Companies like Upwork, TaskRabbit and Freelancer.com have created “labor brokerage” websites and mobile apps, many of which amount to online auctions in which vulnerable workers bid against each other for work, driving down wages to that of the lowest bidder. Since the Internet is global, some of these labor brokerage websites put U.S. workers into direct competition with workers in the Philippines, India and other places. The result is predictable: cheap, Third World labor undercuts developed-world wages.

One worker tried to make a go of it utilizing TaskRabbit and other websites, but found himself running like a hamster on a wheel. “The wages offered look decent at first until you realize that you spend at least half your time commuting (from gig to gig) and/or dealing with flakes, neither of which is paid. Add in the 15% self-employment tax, the cut that the sites take (usually 10% to 20% of each gig), and it really starts to suck.”

But here’s where the “share-the-crumbs” economy becomes even more sinister, unleashing a profound existential crisis. In a regular job, a worker gets paid “on the clock” for an agreed-upon number of hours per day or week.

Rest and bathroom breaks, staff meetings, training, even time at the water cooler with fellow workers, all those are paid time in a regular job.

But the gig economy is massively overturning this universal order. Suddenly the “extraneous” parts of a worker’s day are being eliminated. “Micro-gigs” reduce workers’ labor value to only those exact minutes someone is producing the report or raking the leaves or designing that logo – engaged in a specific task.

It’s as if New England Patriots quarterback Tom Brady only got paid when he threw a touchdown pass, or a chef got paid by the meal. It’s piecework, as in the late 19th century, with no annual salaries, no payment for research or preparation. You are paid only for your exact productive moments. The rest is on your own time and dime.

Many sharing economy gurus speak glowingly of this hyperefficiency. Leah Busque, CEO of TaskRabbit, explains it away by saying, “We’re about empowering these independent contractors to build out their own businesses. It’s good for them to have the autonomy and the drive to do what they want, when they want, for the price that they want.”

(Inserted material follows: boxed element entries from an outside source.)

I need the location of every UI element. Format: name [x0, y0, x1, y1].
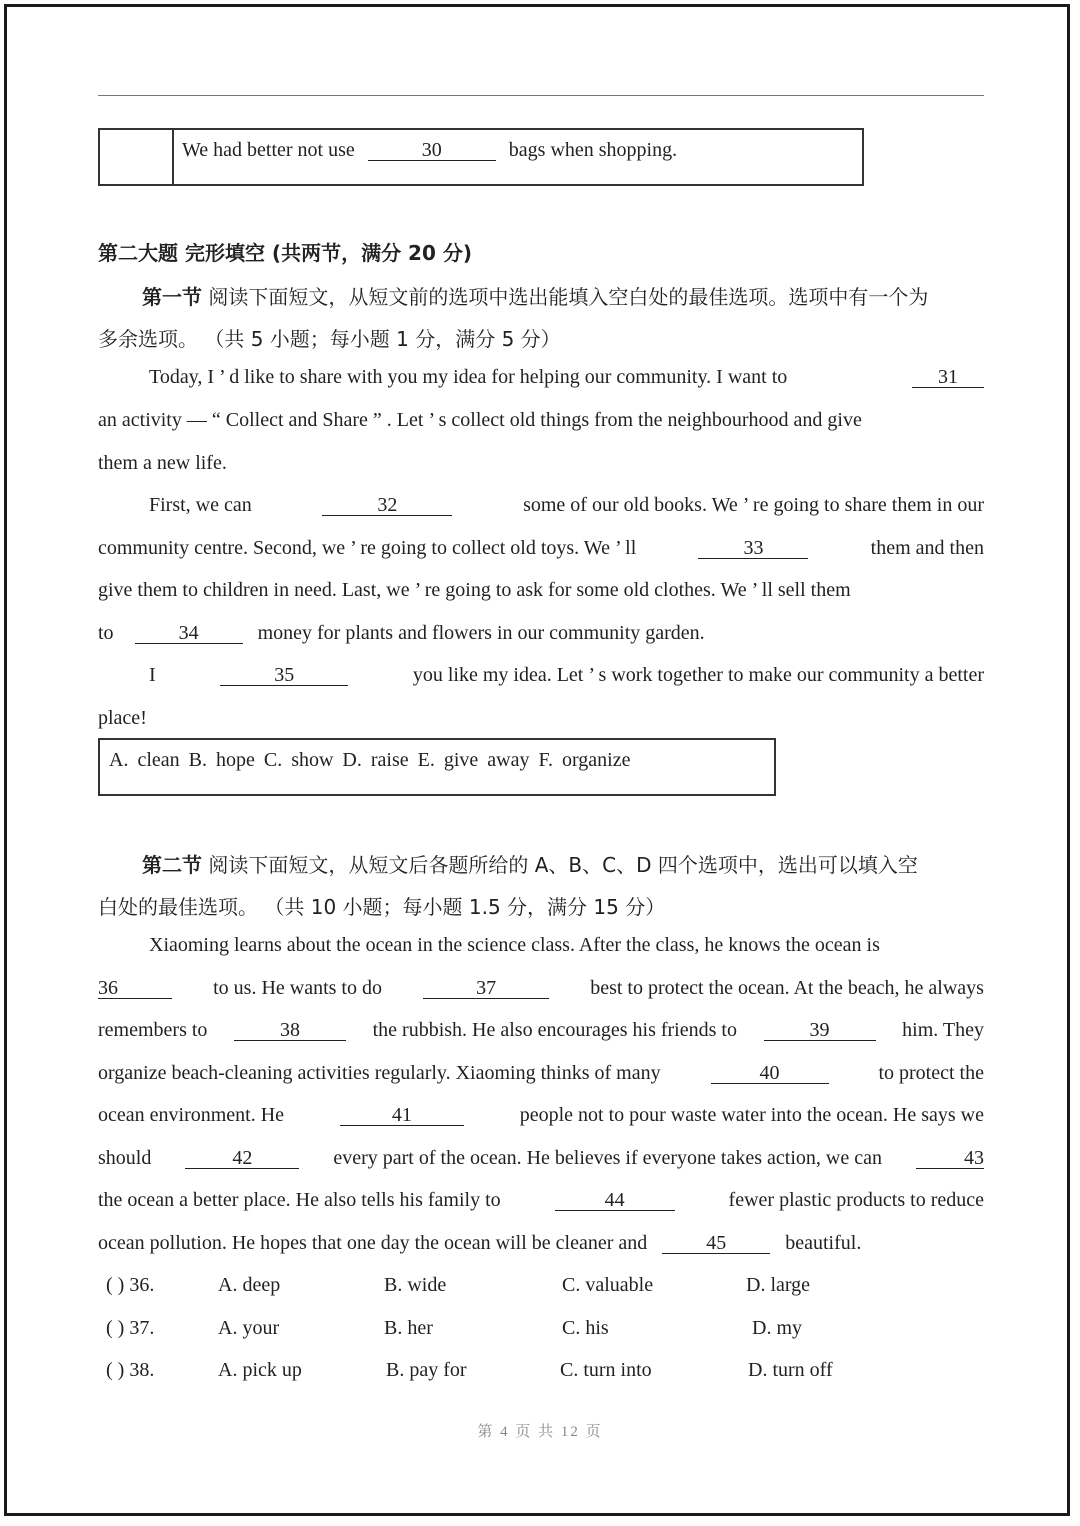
blank-38: 38 — [234, 1020, 346, 1041]
table-empty-cell — [100, 130, 174, 184]
part2-title: 第二大题 完形填空 (共两节，满分 20 分) — [98, 241, 472, 265]
blank-43: 43 — [916, 1148, 984, 1169]
passage1-line1: Today, I ’ d like to share with you my idea for helping our community. I want to 31 — [98, 366, 984, 389]
blank-31: 31 — [912, 367, 984, 388]
option-c: C. his — [562, 1317, 609, 1339]
option-c: C. valuable — [562, 1274, 654, 1296]
question-number: ( ) 37. — [106, 1317, 155, 1339]
option-c: C. turn into — [560, 1359, 652, 1381]
blank-40: 40 — [711, 1063, 829, 1084]
question-number: ( ) 36. — [106, 1274, 155, 1296]
blank-41: 41 — [340, 1105, 464, 1126]
passage2-line1: Xiaoming learns about the ocean in the science class. After the class, he knows the ocean is — [149, 934, 880, 956]
passage1-line6: give them to children in need. Last, we ’ re going to ask for some old clothes. We ’ ll sell them — [98, 579, 851, 601]
option-a: A. your — [218, 1317, 280, 1339]
question-37 — [98, 1317, 984, 1343]
section2-instructions-2: 白处的最佳选项。 （共 10 小题；每小题 1.5 分，满分 15 分） — [98, 895, 666, 919]
table-sentence: We had better not use 30 bags when shopping. — [182, 139, 678, 161]
blank-37: 37 — [423, 978, 549, 999]
section1-instructions-2: 多余选项。 （共 5 小题；每小题 1 分，满分 5 分） — [98, 327, 561, 351]
blank-39: 39 — [764, 1020, 876, 1041]
passage1-line9: place! — [98, 707, 147, 729]
section1-label: 第一节 — [142, 285, 202, 309]
options-text: A. clean B. hope C. show D. raise E. give away F. organize — [109, 749, 631, 771]
passage2-line4: organize beach-cleaning activities regularly. Xiaoming thinks of many 40 to protect the — [98, 1062, 984, 1084]
option-b: B. pay for — [386, 1359, 467, 1381]
option-b: B. her — [384, 1317, 433, 1339]
header-rule — [98, 95, 984, 96]
blank-44: 44 — [555, 1190, 675, 1211]
blank-34: 34 — [135, 623, 243, 644]
option-d: D. my — [752, 1317, 802, 1339]
passage1-line2: an activity — “ Collect and Share ” . Let ’ s collect old things from the neighbourhood and give — [98, 409, 862, 431]
passage2-line5: ocean environment. He 41 people not to pour waste water into the ocean. He says we — [98, 1104, 984, 1126]
blank-36: 36 — [98, 978, 172, 999]
question-36 — [98, 1274, 984, 1300]
page-footer: 第 4 页 共 12 页 — [477, 1424, 603, 1440]
answer-table — [98, 128, 864, 186]
blank-33: 33 — [698, 538, 808, 559]
option-d: D. turn off — [748, 1359, 833, 1381]
passage1-line4: First, we can 32 some of our old books. We ’ re going to share them in our — [149, 494, 984, 516]
passage2-line7: the ocean a better place. He also tells his family to 44 fewer plastic products to reduce — [98, 1189, 984, 1211]
blank-35: 35 — [220, 665, 348, 686]
passage2-line8: ocean pollution. He hopes that one day the ocean will be cleaner and 45 beautiful. — [98, 1232, 862, 1254]
passage2-line6: should 42 every part of the ocean. He believes if everyone takes action, we can 43 — [98, 1147, 984, 1169]
question-number: ( ) 38. — [106, 1359, 155, 1381]
passage2-line3: remembers to 38 the rubbish. He also encourages his friends to 39 him. They — [98, 1019, 984, 1041]
section2-instructions: 第二节 阅读下面短文，从短文后各题所给的 A、B、C、D 四个选项中，选出可以填入空 — [142, 853, 918, 877]
section1-instructions: 第一节 阅读下面短文，从短文前的选项中选出能填入空白处的最佳选项。选项中有一个为 — [142, 285, 929, 309]
passage1-line8: I 35 you like my idea. Let ’ s work together to make our community a better — [149, 664, 984, 686]
blank-32: 32 — [322, 495, 452, 516]
option-d: D. large — [746, 1274, 811, 1296]
section2-label: 第二节 — [142, 853, 202, 877]
blank-30: 30 — [368, 140, 496, 161]
passage1-line3: them a new life. — [98, 452, 227, 474]
question-38 — [98, 1359, 984, 1385]
option-a: A. deep — [218, 1274, 281, 1296]
passage1-line5: community centre. Second, we ’ re going to collect old toys. We ’ ll 33 them and then — [98, 537, 984, 559]
option-b: B. wide — [384, 1274, 447, 1296]
blank-45: 45 — [662, 1233, 770, 1254]
options-box — [98, 738, 776, 796]
passage2-line2: 36 to us. He wants to do 37 best to protect the ocean. At the beach, he always — [98, 977, 984, 999]
passage1-line7: to 34 money for plants and flowers in our community garden. — [98, 622, 705, 644]
blank-42: 42 — [185, 1148, 299, 1169]
option-a: A. pick up — [218, 1359, 302, 1381]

But the labor situation already has gotten even worse; now some companies have come up with “nano-gigs,” the smallest of jobs, such as labeling photos on Amazon’s service Mechanical Turk for a nickel each. For example, you can describe women’s shoes with words like “sandal” and “flats,” which aids in Internet searches. The rate of pay? About $2 per hour.

An app called Spare5 allows you to do small tasks while you are waiting for a latte at Starbucks or riding the bus home. They call it “monetizing your downtime.”

But hey, it’s just spare time, right? Who needs spare time?

The accelerated use by employers of the sharing/gig economy is contributing to a rapid erosion for workers and families. These services are threatening to further undercut the middle class and turn millions of workers into little more than day laborers.

Fortunately there is a pragmatic policy solution that would create a new kind of safety net for this new economy. The key is designing “portable benefits,” which would stay with a worker who moves from job to job. We could assign to each worker an Individual Security Account, and every business that hires that worker would pay a small amount of “safety net” premium, prorated to the number of hours worked for that business.

That “hours bank” system would be used to pay for that worker’s safety net, including unemployment and injured worker protection, health care, Social Security and a few days each of paid vacation and paid sick leave.

Innovative policies like that would allow the United States to launch a new kind of deal so technology and innovation would enrich all Americans, instead of just a handful.